After the Bolshevik Revolution of 1917, the relationship between the Russian Orthodox Church and the Soviet state fluctuated between tolerant and actively antagonistic. In 1918, the state instituted stringent restrictions and penilties for the Church. An additional law was passed in 1929, which further tightened down on the religious institutions.
The 1929 law created a “war on the church” and increased the brutality and violence with which previous laws were enforced. The law encouraged activists to act against the church as a whole, not just the hierarchy that had previously been the subject of anti-religious action. Church buildings themselves were dismantled or converted for other purposes, such as housing and storage. In particular, the church bells and holy objects were confiscated and melted down for their metal. This caused a lot of resistance among villagers, especially in the rural regions, where the clergy had stronger control.

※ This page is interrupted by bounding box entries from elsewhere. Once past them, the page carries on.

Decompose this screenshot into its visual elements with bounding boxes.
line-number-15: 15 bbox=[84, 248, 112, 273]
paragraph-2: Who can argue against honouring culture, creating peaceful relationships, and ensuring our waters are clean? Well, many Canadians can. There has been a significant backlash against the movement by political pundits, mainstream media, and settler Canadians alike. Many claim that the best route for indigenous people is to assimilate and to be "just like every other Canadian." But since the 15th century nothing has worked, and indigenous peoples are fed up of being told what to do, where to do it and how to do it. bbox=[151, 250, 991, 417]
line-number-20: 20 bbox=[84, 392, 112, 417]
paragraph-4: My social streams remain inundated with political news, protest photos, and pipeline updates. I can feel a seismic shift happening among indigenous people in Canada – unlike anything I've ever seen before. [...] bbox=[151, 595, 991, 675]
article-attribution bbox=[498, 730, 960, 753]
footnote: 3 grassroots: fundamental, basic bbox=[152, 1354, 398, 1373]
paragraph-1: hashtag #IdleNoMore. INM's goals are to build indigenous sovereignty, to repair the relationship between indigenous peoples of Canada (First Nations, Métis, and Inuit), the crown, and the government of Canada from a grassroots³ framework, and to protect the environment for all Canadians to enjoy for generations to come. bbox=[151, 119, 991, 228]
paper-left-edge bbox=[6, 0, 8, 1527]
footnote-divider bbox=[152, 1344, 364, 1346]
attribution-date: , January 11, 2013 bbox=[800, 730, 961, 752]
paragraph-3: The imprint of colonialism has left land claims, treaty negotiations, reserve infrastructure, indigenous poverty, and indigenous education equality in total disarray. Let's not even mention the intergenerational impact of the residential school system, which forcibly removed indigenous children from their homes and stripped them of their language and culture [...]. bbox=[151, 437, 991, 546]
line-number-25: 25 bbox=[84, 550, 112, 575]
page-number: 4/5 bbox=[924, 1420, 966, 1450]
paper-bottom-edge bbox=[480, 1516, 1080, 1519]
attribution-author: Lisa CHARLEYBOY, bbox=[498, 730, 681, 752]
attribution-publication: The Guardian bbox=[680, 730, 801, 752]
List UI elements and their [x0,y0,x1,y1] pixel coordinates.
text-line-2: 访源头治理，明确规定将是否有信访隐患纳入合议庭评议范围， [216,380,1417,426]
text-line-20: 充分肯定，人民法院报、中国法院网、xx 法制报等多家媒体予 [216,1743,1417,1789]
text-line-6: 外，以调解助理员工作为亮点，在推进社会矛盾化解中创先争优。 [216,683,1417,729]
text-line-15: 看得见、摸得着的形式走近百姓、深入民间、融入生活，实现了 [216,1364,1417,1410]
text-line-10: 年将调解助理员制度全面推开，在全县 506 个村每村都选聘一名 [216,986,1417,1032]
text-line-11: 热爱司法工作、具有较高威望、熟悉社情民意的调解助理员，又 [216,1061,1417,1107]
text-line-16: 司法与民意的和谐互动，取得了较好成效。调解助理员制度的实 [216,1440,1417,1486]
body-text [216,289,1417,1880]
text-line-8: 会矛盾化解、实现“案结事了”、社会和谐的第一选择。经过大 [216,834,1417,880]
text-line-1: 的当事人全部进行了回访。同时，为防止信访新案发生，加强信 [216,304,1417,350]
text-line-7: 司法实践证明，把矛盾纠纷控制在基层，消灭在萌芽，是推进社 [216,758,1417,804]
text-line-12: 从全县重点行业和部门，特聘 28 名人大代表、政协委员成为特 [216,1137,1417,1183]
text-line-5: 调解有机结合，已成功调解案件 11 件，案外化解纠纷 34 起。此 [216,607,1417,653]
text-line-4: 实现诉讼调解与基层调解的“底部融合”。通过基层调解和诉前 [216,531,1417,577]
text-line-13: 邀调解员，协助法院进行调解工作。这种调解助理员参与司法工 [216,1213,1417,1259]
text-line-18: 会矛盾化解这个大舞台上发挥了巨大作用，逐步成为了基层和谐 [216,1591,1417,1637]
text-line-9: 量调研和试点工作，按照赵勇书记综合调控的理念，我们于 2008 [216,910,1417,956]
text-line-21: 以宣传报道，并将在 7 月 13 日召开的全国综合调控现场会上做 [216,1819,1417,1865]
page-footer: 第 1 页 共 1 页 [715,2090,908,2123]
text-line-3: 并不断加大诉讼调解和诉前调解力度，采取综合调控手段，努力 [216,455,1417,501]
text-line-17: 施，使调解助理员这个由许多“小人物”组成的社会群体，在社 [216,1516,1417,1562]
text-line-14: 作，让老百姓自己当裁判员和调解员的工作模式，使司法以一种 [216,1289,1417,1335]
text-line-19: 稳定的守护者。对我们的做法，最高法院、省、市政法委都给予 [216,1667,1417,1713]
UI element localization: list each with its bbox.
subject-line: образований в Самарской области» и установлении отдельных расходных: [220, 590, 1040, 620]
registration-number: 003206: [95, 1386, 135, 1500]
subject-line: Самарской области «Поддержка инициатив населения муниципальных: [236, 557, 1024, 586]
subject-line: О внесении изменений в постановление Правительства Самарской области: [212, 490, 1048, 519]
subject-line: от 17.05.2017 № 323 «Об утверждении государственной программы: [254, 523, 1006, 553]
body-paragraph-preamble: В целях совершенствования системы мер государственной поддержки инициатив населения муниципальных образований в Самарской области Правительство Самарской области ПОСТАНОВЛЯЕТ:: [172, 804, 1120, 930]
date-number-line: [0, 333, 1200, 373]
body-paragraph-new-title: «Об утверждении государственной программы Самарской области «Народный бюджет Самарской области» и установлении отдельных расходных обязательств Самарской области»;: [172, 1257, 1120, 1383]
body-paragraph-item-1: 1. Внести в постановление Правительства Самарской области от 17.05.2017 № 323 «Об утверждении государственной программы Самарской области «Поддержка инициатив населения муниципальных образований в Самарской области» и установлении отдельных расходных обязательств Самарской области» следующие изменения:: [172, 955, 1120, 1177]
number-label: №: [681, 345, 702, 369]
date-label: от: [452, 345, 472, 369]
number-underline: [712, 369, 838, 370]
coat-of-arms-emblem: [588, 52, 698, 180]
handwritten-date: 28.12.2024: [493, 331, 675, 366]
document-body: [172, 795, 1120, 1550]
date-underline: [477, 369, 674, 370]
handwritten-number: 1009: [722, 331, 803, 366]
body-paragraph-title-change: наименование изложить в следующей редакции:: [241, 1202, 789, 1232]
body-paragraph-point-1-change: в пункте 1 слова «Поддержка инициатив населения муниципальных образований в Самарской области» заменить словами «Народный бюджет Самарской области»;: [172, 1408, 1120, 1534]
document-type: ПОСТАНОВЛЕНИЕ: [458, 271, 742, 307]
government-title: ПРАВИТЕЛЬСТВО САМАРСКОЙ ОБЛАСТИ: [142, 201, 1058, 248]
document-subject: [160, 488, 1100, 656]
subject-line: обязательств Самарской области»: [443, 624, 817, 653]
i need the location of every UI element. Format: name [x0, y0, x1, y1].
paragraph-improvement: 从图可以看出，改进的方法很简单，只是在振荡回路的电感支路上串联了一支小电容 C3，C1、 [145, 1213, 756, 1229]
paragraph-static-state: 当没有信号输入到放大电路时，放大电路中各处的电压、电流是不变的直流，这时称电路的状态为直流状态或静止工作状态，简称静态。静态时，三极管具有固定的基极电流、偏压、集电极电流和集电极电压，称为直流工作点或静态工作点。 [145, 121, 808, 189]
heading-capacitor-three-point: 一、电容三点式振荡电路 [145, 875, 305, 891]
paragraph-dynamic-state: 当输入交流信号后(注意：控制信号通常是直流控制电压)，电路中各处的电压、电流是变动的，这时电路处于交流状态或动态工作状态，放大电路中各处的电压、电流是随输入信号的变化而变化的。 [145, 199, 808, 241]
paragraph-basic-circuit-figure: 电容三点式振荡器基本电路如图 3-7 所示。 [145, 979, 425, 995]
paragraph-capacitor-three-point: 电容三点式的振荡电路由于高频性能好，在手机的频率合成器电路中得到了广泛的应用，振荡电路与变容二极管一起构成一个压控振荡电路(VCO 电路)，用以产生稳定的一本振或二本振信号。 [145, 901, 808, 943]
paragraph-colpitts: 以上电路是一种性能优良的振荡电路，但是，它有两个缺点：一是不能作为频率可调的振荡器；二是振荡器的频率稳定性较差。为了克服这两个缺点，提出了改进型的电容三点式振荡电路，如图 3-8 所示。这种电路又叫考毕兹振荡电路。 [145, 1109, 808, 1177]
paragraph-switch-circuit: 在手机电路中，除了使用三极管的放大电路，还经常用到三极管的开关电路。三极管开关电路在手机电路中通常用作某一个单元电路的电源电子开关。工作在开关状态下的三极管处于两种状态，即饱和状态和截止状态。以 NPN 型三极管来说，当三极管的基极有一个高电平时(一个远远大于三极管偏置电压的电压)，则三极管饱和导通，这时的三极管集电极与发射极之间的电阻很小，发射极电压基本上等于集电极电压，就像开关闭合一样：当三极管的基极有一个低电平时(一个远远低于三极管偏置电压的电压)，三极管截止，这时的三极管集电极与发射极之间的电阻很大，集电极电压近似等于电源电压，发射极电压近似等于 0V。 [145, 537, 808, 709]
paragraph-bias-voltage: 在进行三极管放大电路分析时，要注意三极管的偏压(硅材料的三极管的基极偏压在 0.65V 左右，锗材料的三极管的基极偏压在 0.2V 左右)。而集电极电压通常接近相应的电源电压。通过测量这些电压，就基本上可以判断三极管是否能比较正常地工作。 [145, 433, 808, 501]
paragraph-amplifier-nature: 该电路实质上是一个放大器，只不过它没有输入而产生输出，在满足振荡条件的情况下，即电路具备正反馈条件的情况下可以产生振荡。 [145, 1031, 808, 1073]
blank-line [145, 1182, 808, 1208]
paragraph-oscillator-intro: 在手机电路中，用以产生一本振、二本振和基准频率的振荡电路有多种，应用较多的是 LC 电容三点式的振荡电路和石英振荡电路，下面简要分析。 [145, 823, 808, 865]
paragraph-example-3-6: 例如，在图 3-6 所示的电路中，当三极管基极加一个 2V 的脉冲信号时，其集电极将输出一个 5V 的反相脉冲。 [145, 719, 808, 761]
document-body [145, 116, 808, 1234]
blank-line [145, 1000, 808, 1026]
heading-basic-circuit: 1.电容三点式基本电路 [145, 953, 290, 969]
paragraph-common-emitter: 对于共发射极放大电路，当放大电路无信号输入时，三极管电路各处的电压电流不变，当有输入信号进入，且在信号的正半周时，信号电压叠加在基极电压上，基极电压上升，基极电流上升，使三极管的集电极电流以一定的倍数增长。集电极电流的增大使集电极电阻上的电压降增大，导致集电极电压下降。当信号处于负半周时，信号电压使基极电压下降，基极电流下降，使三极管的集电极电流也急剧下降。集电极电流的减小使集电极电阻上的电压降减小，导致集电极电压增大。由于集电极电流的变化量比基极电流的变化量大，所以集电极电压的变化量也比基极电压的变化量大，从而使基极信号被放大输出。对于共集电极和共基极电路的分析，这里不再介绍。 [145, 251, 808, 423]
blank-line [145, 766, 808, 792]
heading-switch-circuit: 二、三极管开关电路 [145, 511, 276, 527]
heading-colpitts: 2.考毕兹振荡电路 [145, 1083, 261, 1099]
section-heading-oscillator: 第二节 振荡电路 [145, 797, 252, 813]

One other departure from the trappings of of Russian society involved the work week. The industrializing country had a major plan to increase productivity. This led the Soviets to increase the number of days worked a week in order to increase productivity, but also to stop people from wanting to attend religious services on Sundays and religious holidays. Instead a new schedule was mandated and revolutionary holidays created as days of rest. This policy was known as nepreryvka. However, while the factories were open all the time, the machines were more prone to breakdown and problems. In 1931, Stalin abandoned the continuous work week, in favor of a six-day work week.